Южные регионы объединились в исламское государство, терроризируя соседние земли, и их влияние только росло. Люди возвращались к первобытным формам существования. Многие города не сопротивлялись и сдавались на милость врага, став жертвами беспощадной гражданской войны за власть.

Санкт-Петербург, окружённый и осаждённый, напоминал другой город – тот, что пережил блокаду в прошлом. Но как отличить это прошлое от сегодняшнего? Тогда люди умирали ради идеи о будущем, светлом, чистом. Сегодня же никто не знает, за что горят улицы и засыпают снегом тела. В мраке подвальных убежищ и промёрзших квартир остаётся лишь борьба за выживание, но даже здесь любовь и человечность то и дело пробиваются сквозь отчаяние, как пламя свечи в непроглядной тьме.

Под холодным небом, среди сугробов и развалин, каждый шаг давался ценой крови. Но, что странно – не в крови истекали города, а в том, что они теряли душу, пока люди находили кучу оправданий, чтобы убивать, и ни одной, чтобы остаться людьми. Атомная зима накрыла город, а воспоминания о лете стали эфемерным сном. Те, кто выжил, знали: человеческий дух ломается не только страхом, но и пустотой. Без идеи, ради которой стоит жить, холод добирался до сердца быстрее, чем кости успевали замёрзнуть.

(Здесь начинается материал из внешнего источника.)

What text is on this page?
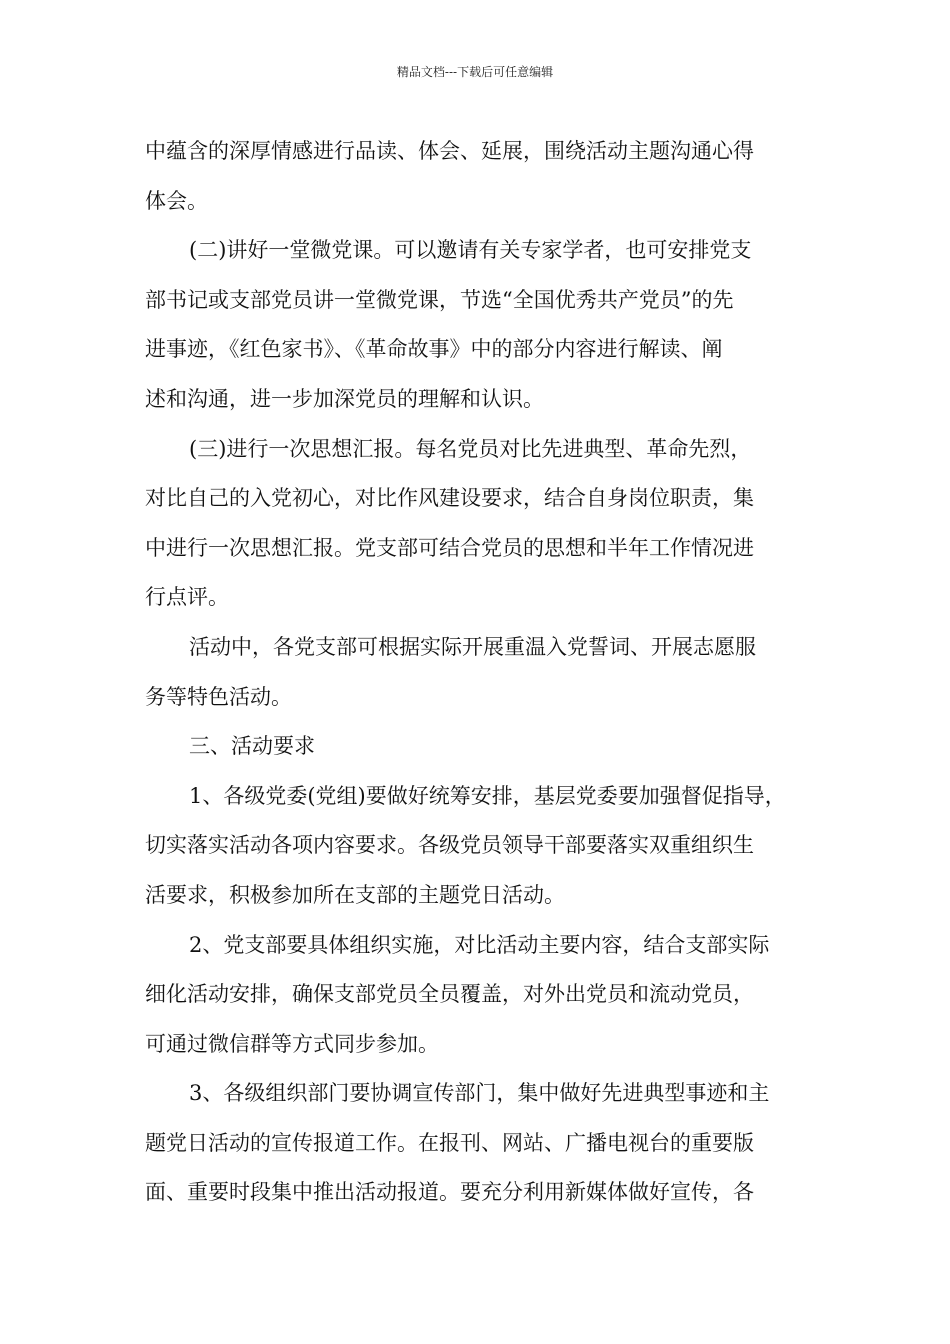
精品文档---下载后可任意编辑
中蕴含的深厚情感进行品读、体会、延展，围绕活动主题沟通心得
体会。
(二)讲好一堂微党课。可以邀请有关专家学者，也可安排党支
部书记或支部党员讲一堂微党课，节选“全国优秀共产党员”的先
进事迹，《红色家书》、《革命故事》中的部分内容进行解读、阐
述和沟通，进一步加深党员的理解和认识。
(三)进行一次思想汇报。每名党员对比先进典型、革命先烈，
对比自己的入党初心，对比作风建设要求，结合自身岗位职责，集
中进行一次思想汇报。党支部可结合党员的思想和半年工作情况进
行点评。
活动中，各党支部可根据实际开展重温入党誓词、开展志愿服
务等特色活动。
三、活动要求
1、各级党委(党组)要做好统筹安排，基层党委要加强督促指导，
切实落实活动各项内容要求。各级党员领导干部要落实双重组织生
活要求，积极参加所在支部的主题党日活动。
2、党支部要具体组织实施，对比活动主要内容，结合支部实际
细化活动安排，确保支部党员全员覆盖，对外出党员和流动党员，
可通过微信群等方式同步参加。
3、各级组织部门要协调宣传部门，集中做好先进典型事迹和主
题党日活动的宣传报道工作。在报刊、网站、广播电视台的重要版
面、重要时段集中推出活动报道。要充分利用新媒体做好宣传，各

Метро, ставшее мрачной легендой, было затоплено, чтобы враг не смог проникнуть в город через подземные тоннели. А некоторые, кто там бывал, утверждали, что на станциях бродили дикие животные и мутанты, а тоннели были населены огромными крысами и другой нечестью. На фоне этих ужасов оставалась лишь надежда на выживание, где обмен ресурсами стал единственной формой существования.

Скажите, кто-нибудь ещё помнит дни, когда снег пах свежестью, а не смертью?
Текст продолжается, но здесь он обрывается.